In the event of a claim of loss or a lack of profit, (i) the Managing Partner shall provide written notice of such claimed loss or lack of profit (a “Notice”) to the Investing Partner within thirty days of the end of the month in which such claimed loss or lack of profit occurs; and (ii) the Investing Partner may demand a full and immediate payment of the remaining balance of this Iska.
The Managing Partner shall have complete authority to manage this investment and shall manage the Iska partnership in the manner deemed most beneficial to the Investing Partner. The Managing Partner shall be paid one dollar as a management fee for his or her services during the term of the Iska. The share of the Investing Partner shall be reduced by the sum of such management fee, whether or not there are any profits. Under no circumstances will the Investing Partner be responsible for any losses above the funds advanced.
It is agreed that if the Managing Partner pays the amount equal to the principal, fees, points, penalties, interest, plus any other payments called for by any agreement or other document signed by the two parties, as per the payment schedule of said agreement or document, as payment for the Investing Partner’s share of profits, the Investing Partner shall waive its right to demand verification of the results of the investment.
However, any future payments made to avoid providing such verification shall remain consistent with the applicable transaction document. Any additional profits shall belong solely to the Managing Partner.
In the event the Managing Partner does not provide a Notice as required hereunder, the Managing Partner may not claim a loss or lack of profit for such time period, and the presumption shall be that the investment made with the monies described herein continues to generate a profit.
In the event that (i) the Managing Partner does not make the monthly payments as required under the applicable transaction documents, or (ii) a covenant or other provision tied to a default interest rate is triggered, the presumption shall be that the investment is generating profits equal to the applicable rate set forth in the transaction documents.
Any payments made that are not justified by this General Iska Agreement shall reduce the principal balance of this Iska.
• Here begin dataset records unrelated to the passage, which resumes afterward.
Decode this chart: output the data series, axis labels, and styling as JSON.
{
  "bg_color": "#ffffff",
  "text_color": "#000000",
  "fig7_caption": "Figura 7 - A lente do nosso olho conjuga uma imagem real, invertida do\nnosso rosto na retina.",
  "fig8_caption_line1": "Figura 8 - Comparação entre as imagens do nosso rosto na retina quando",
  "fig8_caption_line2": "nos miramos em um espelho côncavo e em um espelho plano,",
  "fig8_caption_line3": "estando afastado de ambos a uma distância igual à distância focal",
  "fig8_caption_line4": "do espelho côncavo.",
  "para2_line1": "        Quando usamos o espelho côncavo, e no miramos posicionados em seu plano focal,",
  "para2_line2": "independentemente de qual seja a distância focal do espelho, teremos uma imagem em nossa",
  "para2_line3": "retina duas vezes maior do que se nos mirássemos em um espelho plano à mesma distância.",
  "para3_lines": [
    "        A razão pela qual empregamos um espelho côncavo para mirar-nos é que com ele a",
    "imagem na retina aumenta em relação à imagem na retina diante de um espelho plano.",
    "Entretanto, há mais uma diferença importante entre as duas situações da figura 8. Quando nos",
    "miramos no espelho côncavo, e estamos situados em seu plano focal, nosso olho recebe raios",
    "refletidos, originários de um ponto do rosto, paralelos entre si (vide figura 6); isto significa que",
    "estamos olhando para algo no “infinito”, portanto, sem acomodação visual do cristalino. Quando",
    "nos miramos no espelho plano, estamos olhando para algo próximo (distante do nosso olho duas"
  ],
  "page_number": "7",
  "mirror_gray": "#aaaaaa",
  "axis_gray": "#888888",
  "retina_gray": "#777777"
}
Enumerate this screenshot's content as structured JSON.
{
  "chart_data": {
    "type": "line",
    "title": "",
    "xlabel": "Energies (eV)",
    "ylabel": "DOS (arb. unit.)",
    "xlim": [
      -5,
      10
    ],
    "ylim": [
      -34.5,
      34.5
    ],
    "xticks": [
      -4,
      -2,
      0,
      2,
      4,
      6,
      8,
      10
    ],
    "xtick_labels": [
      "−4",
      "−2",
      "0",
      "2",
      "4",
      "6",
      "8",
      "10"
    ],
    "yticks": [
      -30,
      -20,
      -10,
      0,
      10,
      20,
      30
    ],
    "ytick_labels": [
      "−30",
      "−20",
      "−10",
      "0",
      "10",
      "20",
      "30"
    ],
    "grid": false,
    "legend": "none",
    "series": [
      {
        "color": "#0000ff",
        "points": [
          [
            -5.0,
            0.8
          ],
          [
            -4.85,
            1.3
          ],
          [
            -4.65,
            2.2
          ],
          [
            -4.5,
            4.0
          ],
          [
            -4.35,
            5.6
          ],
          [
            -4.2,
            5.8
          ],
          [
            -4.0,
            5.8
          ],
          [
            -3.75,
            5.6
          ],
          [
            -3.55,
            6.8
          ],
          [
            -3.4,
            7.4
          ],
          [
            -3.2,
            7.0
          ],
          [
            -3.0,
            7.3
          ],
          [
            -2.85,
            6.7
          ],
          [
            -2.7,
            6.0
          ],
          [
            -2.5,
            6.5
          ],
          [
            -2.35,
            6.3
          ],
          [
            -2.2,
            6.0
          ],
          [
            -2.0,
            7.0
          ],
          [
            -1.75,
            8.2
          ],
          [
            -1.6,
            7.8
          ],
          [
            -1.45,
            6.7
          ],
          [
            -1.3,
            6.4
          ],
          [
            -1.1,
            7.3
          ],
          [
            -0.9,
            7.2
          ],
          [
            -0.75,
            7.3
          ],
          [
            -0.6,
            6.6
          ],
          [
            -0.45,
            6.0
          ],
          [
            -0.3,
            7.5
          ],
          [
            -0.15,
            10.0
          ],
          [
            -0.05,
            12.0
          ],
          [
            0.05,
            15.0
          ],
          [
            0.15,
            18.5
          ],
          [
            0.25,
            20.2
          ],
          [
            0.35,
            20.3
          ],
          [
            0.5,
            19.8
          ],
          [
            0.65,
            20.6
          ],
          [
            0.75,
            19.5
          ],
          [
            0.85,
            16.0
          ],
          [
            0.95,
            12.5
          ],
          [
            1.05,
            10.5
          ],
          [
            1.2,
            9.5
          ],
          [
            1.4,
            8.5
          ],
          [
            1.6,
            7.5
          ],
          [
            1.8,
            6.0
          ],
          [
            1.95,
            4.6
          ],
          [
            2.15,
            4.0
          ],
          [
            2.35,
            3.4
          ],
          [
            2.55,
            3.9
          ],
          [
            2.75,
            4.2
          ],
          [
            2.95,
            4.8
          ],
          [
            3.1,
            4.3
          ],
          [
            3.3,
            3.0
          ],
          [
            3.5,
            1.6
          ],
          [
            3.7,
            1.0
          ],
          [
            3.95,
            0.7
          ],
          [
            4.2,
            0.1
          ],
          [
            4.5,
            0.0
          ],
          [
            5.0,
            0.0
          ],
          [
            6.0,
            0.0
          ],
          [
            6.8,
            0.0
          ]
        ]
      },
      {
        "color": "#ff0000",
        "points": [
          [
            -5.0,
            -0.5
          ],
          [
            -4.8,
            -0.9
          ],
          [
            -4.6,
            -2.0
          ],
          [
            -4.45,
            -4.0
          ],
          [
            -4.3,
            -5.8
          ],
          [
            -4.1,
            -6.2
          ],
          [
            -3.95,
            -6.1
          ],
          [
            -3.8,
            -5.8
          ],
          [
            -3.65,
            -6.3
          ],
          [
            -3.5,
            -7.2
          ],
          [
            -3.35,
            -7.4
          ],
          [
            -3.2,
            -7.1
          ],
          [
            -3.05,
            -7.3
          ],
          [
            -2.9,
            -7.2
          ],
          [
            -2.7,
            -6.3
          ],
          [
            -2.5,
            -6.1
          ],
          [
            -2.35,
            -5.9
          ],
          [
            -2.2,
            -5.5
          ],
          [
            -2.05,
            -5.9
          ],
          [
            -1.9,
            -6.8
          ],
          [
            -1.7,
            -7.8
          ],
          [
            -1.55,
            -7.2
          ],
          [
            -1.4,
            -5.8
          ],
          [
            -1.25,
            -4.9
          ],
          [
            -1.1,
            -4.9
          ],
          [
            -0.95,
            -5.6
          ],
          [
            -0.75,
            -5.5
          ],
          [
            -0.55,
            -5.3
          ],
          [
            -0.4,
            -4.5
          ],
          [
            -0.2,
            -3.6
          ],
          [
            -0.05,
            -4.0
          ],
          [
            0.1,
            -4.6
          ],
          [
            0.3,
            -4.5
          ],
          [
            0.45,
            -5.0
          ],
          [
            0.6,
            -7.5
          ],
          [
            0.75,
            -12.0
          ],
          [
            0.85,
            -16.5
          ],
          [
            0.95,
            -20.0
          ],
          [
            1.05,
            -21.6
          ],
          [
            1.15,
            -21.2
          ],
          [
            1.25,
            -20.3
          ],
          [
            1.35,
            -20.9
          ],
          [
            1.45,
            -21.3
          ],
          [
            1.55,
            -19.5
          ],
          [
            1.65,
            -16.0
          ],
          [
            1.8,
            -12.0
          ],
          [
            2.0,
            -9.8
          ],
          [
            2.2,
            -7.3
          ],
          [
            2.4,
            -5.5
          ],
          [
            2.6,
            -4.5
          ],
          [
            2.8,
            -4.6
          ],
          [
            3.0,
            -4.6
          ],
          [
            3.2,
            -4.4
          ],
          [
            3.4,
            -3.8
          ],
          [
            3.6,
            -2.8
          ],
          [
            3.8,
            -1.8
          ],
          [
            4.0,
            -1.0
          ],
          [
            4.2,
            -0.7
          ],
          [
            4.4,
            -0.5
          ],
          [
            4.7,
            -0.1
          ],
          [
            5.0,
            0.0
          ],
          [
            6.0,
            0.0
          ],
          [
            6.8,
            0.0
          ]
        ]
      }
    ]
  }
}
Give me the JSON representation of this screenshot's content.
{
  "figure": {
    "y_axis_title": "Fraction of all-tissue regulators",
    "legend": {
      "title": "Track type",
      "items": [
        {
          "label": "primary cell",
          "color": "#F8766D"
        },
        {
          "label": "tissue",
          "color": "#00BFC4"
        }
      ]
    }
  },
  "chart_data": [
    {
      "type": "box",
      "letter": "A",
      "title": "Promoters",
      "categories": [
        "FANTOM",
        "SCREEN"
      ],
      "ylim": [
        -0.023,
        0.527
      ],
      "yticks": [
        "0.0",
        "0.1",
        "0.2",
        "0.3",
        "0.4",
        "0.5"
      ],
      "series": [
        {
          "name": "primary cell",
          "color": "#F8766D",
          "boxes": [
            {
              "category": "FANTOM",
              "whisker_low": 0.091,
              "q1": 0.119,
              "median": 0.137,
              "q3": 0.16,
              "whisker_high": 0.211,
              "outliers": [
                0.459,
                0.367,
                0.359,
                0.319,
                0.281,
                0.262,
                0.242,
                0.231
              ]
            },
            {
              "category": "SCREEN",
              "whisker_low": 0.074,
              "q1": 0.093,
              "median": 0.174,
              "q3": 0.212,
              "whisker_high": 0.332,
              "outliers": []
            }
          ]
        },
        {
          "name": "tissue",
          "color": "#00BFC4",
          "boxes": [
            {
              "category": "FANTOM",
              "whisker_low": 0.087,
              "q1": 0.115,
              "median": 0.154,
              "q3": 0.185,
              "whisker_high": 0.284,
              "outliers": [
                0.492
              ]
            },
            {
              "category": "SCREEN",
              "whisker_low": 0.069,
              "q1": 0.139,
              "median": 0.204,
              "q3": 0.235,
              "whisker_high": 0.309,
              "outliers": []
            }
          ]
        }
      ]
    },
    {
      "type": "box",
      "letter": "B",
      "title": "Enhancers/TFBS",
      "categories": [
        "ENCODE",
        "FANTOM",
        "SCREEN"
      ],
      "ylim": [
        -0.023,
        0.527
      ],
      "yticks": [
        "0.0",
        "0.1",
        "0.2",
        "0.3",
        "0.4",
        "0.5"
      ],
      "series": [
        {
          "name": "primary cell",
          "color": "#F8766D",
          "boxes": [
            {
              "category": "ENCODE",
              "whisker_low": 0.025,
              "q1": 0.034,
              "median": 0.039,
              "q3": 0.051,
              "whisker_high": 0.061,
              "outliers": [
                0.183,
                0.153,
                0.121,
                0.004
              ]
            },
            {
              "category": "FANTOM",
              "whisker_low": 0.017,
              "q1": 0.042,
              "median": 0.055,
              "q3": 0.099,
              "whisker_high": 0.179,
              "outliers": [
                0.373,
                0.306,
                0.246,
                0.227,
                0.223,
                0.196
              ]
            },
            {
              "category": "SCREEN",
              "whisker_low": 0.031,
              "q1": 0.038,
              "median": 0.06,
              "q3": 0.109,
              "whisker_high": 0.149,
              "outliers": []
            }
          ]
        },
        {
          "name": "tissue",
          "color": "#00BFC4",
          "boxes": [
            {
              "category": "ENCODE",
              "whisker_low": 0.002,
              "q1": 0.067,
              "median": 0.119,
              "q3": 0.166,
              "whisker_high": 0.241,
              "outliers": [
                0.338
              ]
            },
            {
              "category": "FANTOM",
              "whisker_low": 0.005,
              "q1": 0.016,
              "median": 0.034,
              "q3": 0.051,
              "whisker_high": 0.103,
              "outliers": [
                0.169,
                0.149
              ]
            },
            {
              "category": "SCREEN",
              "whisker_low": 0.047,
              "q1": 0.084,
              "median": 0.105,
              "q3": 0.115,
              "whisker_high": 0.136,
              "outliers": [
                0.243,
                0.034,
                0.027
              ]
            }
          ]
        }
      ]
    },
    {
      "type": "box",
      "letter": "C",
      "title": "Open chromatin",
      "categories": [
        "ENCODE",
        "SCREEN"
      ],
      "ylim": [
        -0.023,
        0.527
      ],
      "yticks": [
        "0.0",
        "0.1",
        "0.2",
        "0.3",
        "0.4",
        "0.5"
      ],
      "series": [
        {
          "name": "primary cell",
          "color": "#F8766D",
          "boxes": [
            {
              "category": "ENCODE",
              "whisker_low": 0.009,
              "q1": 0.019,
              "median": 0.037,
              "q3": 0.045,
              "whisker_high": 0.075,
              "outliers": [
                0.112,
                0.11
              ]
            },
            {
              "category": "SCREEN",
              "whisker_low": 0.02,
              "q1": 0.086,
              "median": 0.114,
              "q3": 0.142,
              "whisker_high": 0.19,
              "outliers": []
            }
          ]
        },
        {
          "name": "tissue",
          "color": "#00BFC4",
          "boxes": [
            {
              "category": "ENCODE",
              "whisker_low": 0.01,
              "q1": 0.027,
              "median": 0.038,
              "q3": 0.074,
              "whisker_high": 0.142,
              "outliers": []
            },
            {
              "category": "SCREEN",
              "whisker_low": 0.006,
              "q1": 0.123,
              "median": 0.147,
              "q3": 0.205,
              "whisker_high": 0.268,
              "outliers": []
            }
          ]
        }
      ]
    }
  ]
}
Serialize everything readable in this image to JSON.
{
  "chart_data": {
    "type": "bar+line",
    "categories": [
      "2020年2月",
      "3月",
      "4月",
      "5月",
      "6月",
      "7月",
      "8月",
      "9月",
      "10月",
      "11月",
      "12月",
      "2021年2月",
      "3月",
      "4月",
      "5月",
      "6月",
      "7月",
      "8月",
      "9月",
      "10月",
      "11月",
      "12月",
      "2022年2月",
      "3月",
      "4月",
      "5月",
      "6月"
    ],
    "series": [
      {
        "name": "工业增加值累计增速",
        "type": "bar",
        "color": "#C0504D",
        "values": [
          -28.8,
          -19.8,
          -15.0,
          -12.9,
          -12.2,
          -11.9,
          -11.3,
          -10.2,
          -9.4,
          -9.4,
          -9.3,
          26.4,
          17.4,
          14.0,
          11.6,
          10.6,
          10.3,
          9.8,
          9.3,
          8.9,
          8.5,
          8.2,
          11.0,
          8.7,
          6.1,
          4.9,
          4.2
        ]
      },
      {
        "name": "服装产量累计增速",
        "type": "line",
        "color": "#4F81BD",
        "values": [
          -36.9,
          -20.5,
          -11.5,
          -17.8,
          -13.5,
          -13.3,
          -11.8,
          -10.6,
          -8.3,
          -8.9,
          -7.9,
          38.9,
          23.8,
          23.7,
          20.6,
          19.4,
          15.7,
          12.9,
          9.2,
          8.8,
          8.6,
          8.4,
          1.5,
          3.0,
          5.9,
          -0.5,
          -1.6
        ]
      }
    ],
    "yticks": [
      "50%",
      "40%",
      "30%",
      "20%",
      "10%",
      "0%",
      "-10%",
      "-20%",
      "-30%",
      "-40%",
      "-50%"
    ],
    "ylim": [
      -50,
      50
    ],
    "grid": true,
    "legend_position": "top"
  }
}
Future payments shall be adjusted accordingly so that all payments remain consistent with the applicable transaction document.
The Company may obtain funding from parties not subject to the Laws of Ribbis via the sale or assignment of transaction documents. Upon such sale, and subject to the conditions set forth herein, this General Iska Agreement shall have no further effect.
This General Iska Agreement shall apply to any applicable transaction document regardless of whether it is referenced therein. In the event of any conflict, the terms of this General Iska Agreement shall prevail.
This General Iska Agreement is intended to be enforced solely in Beis Din and shall not be enforceable in any federal, state, or local court of the United States.
Any disputes shall be adjudicated by the Rabbinical Court Eitz Chaim of the Business Halacha Institute, or such other Beis Din as selected by Gate Rock Capital.
This General Iska Agreement was adopted by the Board of the Company and is binding upon the Company and its shareholders as a corporate bylaw.
Even if any party is unaware of this Heter Iska, the transaction shall nevertheless be deemed an Iska pursuant to this Agreement, as all dealings with the Company are conducted in accordance with its halachic rules.
From the effective date above, all transactions of the Company shall be governed exclusively by the terms of this General Iska Agreement. This Agreement has been effected with a proper Kinyan and is not an asmachta.